What you up to?
Having coffee. Getting eyefucked. Eyefucking.
Full throttle
Some guys are relationship guys. Not our niche.
I'm at the store buying plan b and vodka
the cocktail of hope
even after i explained my bobby knight costume the bartender still kicked me out for throwing the chair
can I come stay the night
yeah, but no sex tonight
I'll stay home
id like to know how you successfully locked me in your backseat last night
I am now best friends with a lesbian named Zulu. I am pretty hammered already and made a game time decision to stay here another night,for partying purposes
I just power puked in the office bathroom.. blew blood vessels in my eyes and now I'm ready for a donut.... success
I just held a marble with my kegel muscles for 5 min. You may call me COCKCLAMP 9000!!!!

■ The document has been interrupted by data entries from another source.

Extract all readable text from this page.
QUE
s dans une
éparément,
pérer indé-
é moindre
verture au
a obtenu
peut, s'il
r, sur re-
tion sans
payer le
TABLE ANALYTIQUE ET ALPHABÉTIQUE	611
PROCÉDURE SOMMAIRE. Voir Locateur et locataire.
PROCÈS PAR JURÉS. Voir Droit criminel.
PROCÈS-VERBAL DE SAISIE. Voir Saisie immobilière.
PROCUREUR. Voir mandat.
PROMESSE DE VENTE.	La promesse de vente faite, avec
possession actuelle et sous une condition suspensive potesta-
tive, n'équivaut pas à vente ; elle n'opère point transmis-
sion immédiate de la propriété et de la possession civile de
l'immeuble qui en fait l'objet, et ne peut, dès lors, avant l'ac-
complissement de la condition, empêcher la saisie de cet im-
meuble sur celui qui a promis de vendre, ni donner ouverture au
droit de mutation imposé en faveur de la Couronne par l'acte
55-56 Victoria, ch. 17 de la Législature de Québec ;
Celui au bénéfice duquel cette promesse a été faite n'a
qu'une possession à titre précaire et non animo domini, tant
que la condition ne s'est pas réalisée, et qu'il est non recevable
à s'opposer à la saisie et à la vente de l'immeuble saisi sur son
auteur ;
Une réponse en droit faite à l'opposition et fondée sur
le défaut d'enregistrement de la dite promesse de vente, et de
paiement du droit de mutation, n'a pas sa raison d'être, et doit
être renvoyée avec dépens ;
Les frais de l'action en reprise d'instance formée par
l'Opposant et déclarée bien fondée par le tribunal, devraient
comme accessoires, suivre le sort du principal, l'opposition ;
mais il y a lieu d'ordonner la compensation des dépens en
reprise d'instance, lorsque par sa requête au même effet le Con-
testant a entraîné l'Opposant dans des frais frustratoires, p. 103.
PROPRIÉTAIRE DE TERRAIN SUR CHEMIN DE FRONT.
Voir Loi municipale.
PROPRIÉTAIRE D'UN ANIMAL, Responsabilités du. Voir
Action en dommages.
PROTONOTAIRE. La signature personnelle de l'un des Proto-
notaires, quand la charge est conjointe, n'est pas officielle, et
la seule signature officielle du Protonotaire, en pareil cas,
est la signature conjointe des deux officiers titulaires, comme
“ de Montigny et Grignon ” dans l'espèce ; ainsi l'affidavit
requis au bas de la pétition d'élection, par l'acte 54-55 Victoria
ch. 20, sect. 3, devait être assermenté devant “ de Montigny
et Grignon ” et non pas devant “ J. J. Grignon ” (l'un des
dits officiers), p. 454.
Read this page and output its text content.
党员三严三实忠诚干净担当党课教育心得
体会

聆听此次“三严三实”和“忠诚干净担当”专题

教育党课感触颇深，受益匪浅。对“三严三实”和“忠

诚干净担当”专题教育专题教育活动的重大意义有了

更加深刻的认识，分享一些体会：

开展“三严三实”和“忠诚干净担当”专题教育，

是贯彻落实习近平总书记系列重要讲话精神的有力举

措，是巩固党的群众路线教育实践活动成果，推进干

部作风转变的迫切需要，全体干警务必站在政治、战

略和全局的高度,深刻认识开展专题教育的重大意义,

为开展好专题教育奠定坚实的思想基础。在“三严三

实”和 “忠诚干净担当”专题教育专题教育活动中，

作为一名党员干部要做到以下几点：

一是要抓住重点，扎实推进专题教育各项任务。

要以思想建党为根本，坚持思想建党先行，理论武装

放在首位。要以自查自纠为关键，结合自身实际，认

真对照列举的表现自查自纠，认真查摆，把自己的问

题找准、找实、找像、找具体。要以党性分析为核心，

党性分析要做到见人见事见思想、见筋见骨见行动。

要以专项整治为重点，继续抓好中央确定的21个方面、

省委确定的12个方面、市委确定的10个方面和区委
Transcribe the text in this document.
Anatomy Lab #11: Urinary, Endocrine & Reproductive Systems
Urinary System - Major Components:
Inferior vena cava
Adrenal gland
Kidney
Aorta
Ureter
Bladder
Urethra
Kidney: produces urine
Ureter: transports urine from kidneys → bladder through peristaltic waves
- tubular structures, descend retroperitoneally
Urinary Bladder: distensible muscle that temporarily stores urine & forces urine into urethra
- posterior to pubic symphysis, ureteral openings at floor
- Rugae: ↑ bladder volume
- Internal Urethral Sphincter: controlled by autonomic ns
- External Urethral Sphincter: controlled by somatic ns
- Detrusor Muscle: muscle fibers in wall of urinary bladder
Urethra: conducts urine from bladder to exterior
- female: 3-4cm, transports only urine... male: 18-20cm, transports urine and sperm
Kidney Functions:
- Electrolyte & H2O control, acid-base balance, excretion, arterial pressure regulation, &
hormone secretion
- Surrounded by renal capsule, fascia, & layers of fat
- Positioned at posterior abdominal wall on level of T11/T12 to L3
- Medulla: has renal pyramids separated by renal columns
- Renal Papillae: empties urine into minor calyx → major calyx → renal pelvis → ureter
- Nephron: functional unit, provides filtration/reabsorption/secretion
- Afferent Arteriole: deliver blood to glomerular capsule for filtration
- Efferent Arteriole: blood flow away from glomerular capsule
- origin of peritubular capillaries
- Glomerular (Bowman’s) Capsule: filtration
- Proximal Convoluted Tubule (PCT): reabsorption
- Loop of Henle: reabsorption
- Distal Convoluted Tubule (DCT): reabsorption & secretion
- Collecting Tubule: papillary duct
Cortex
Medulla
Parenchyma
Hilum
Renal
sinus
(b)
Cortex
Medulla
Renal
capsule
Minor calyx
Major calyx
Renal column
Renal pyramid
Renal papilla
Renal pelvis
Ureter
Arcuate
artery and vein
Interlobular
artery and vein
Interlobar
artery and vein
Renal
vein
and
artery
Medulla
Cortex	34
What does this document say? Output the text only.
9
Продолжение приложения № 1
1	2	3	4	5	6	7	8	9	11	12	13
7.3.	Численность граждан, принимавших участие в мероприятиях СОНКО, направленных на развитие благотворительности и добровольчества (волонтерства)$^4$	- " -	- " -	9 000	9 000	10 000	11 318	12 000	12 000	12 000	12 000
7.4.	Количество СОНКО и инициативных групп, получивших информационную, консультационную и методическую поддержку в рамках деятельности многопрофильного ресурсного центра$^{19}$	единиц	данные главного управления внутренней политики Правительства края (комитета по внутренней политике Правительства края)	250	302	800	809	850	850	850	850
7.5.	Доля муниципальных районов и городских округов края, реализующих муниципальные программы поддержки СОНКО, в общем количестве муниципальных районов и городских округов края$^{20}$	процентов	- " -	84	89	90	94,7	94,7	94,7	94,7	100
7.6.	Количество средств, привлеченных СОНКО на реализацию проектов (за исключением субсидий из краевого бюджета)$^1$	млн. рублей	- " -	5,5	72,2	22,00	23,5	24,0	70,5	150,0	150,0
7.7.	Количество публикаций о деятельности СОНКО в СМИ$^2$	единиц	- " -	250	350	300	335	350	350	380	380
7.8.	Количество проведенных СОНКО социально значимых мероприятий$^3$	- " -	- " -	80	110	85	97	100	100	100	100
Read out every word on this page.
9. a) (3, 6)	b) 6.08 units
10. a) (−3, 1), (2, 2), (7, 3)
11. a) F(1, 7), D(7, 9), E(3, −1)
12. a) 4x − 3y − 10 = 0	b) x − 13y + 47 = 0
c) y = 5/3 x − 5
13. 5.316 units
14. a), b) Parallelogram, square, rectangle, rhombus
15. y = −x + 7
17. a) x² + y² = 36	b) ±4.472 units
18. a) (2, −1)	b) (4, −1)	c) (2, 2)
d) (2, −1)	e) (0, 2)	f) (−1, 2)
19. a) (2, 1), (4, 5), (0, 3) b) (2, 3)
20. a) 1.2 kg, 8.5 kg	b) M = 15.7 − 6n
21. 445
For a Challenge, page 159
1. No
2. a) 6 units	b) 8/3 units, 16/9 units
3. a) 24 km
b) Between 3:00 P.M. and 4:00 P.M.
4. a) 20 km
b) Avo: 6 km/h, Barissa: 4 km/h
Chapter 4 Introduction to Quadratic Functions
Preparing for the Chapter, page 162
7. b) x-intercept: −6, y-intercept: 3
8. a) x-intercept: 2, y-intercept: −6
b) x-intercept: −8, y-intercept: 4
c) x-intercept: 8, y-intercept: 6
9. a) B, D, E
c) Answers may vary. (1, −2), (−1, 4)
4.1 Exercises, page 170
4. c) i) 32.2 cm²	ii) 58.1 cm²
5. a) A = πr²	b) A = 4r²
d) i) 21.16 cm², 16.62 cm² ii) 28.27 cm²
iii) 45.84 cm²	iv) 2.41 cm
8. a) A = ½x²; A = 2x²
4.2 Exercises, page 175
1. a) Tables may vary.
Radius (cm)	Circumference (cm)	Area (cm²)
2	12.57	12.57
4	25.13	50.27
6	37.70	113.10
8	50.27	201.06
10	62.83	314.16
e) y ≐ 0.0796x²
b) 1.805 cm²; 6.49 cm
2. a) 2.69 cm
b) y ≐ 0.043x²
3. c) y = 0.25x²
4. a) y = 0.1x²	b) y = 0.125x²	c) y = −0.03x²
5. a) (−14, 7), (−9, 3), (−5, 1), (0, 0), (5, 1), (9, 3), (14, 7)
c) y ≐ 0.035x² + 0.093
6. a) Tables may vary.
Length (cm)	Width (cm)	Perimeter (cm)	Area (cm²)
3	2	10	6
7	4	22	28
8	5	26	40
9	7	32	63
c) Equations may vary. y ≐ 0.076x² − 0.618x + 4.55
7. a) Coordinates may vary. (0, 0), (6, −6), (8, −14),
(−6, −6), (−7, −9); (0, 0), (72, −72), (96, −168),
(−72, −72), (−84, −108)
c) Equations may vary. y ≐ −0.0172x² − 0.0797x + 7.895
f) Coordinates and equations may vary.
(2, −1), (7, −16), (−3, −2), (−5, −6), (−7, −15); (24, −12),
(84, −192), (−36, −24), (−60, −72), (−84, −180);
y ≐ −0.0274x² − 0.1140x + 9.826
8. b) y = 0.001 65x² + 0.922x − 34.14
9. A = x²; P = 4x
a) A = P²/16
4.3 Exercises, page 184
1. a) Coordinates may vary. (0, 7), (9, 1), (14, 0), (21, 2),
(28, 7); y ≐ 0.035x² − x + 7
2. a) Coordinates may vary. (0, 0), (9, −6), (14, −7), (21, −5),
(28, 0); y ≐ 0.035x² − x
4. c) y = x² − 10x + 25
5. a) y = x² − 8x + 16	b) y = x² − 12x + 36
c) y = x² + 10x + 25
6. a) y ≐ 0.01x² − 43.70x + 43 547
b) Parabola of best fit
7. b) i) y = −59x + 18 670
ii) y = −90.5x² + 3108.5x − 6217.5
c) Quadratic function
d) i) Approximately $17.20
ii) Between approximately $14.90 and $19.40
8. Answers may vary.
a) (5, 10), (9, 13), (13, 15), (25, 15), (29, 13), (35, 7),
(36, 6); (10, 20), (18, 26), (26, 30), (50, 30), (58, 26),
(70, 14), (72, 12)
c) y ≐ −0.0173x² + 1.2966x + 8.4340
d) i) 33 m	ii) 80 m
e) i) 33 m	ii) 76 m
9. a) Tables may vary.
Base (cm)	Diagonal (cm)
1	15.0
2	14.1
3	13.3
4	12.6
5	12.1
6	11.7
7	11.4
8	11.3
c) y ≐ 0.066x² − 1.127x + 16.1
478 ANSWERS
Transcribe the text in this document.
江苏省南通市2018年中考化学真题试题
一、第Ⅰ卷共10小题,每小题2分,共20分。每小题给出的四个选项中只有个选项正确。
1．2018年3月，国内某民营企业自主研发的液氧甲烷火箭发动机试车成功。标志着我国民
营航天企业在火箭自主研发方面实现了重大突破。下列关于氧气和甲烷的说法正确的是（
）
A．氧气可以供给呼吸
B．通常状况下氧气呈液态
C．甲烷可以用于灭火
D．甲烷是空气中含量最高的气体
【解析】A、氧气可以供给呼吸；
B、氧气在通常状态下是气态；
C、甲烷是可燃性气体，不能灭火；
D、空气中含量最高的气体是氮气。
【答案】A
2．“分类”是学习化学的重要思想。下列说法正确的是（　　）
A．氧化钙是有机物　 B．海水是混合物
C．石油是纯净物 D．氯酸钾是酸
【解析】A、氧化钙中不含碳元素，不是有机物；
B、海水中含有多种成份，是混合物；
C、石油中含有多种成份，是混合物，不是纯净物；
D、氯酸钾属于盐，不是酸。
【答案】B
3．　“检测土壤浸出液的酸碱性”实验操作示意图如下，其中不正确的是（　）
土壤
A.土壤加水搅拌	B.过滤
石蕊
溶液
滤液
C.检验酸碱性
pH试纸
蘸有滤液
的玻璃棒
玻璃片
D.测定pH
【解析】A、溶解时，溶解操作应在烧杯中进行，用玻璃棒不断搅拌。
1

Holy shit there is too much Taco Bell here to talk to you
Quick how do you hit on a guy in the car behind you? It's important.
He thought you were kidding about me peeing on my ex...and then I was like "that was one time"
My sexual preferences tend to require a degree in psychology to understand
I AM DRUNK AND AGGRESSIVE ABOUT CURLING!
The US is in the finals, aren't they.
Thanks to you I can't show my boobs tomorrow for the interview.
You came in wearing a whipped cream bikini what did you think would happen
I gave Sophia a glitter bomb for Christmas. And before you ask is because she pooped in my cat litter box and then drank all my liquor and didn't pay me back and refuses to acknowledge that she had any wrongdoing. So she gets to clean up glitter for the next 10 years.